Взяв нужное и две стальных дверцы двумя разными ключами на полных два оборота каждую заперев, Роман ещё посмотрел на притихшую сестру, строго:
– И выйдешь замуж – за экономиста.
– Что-о-о?? Да-ни-за-что!! Да лопните вы все!!! – Ксенья вскинулась как уколотая, сорвала ночную повязку с головы, белками арапки мелькнули весёлые глаза. И – захохотала, зазвенела, руку поднимая к потолку, однако танцевально поднимая. Это был тот испуг, когда уже смешно, сме-шно! У экономистов та женщина красавица, какая на двух стульях помещается. – Уходи, я встаю!!
И едва он дверь прикрыл – толчком вскочила! ставню второго окна – распахнула! – а день! а солнце! а жизнь! – и на пол прыг! и к туалетному столику, из серого гнутого дерева (весь гарнитур такой, к окончанию гимназии). Но поворотное зеркало, сколько ни наклоняй, – никак не берёт всей фигуры, - а только во всей фигуре вместе – только в сильных! не толстых! подвижных ногах! с маленькими! маленькими ступнями! – красота Ксеньи!! Прыжок! Прыжок! Прыжок!
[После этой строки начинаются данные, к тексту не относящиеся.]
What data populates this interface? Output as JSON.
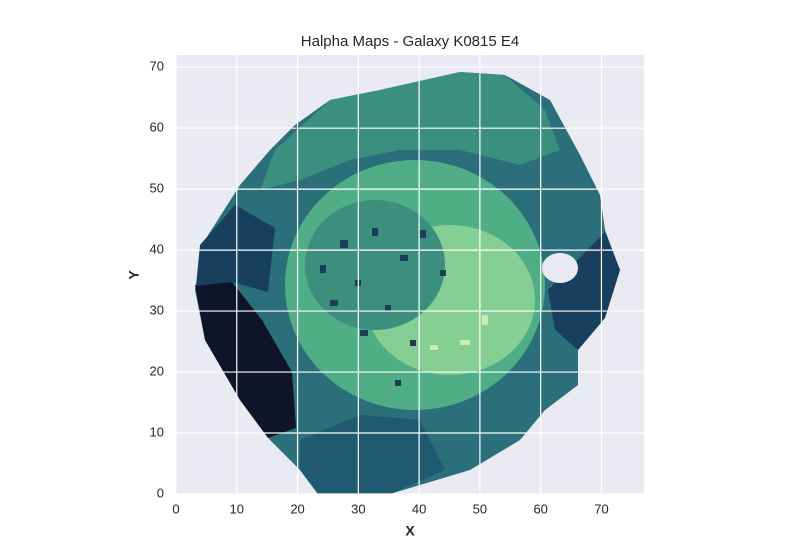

И опять близко. Круглое, румяно-смуглое, слишком простоватое лицо – хохлушки, степнячки, “печенежки”, как дразнил Ярик в гимназические годы, и это очень её задевало. Хотя волосы не тёмные, и при карих глазах это – интересно. И с годами всё-таки выражение тоньше – гораздо тоньше – и интеллигентней – и задумчивей. Но всё равно, ненормально здоровый вид, совсем нет бледности, надо выработать бледность… Круглолицесть неумная, деревенская, безнадёжно степное лицо! И зубы такие уж ровные, такие уж крепкие, только без-на-дёжнее выявляют его! Разве можно выразить этим лицом – как ты уже образована? как ты стала тонко-тонко-тонко чувствовать красоту? Разве по этому лицу догадаться – на каких спектаклях ты бывала? сколько фотографий развешено, сколько статуэток расставлено – и здесь, и в московской комнате? И Леонид Андреев! и несколько Гельцер! и несколько Айседор! И сама Ксенья – то в венгерской шнуровке и в сапожках со шпорами! то в воздушно-вуалевом, с медальончиком, босиком! - вся в полёте, подхвачено пальцами платье! – первая танцовщица харитоновской гимназии! – а может быть первая из ростовских гимназисток?!… Как устоять?… Чем ещё можно жить? Что ещё в жизни есть? - кроме танца? кроме танца! Какие летучие руки, недлинные! какие плечи, уже в наливе! вот шея бы выросла, ну немножечко бы тоньше и длинней! шея в танце сама говорит отдельно, она очень важна!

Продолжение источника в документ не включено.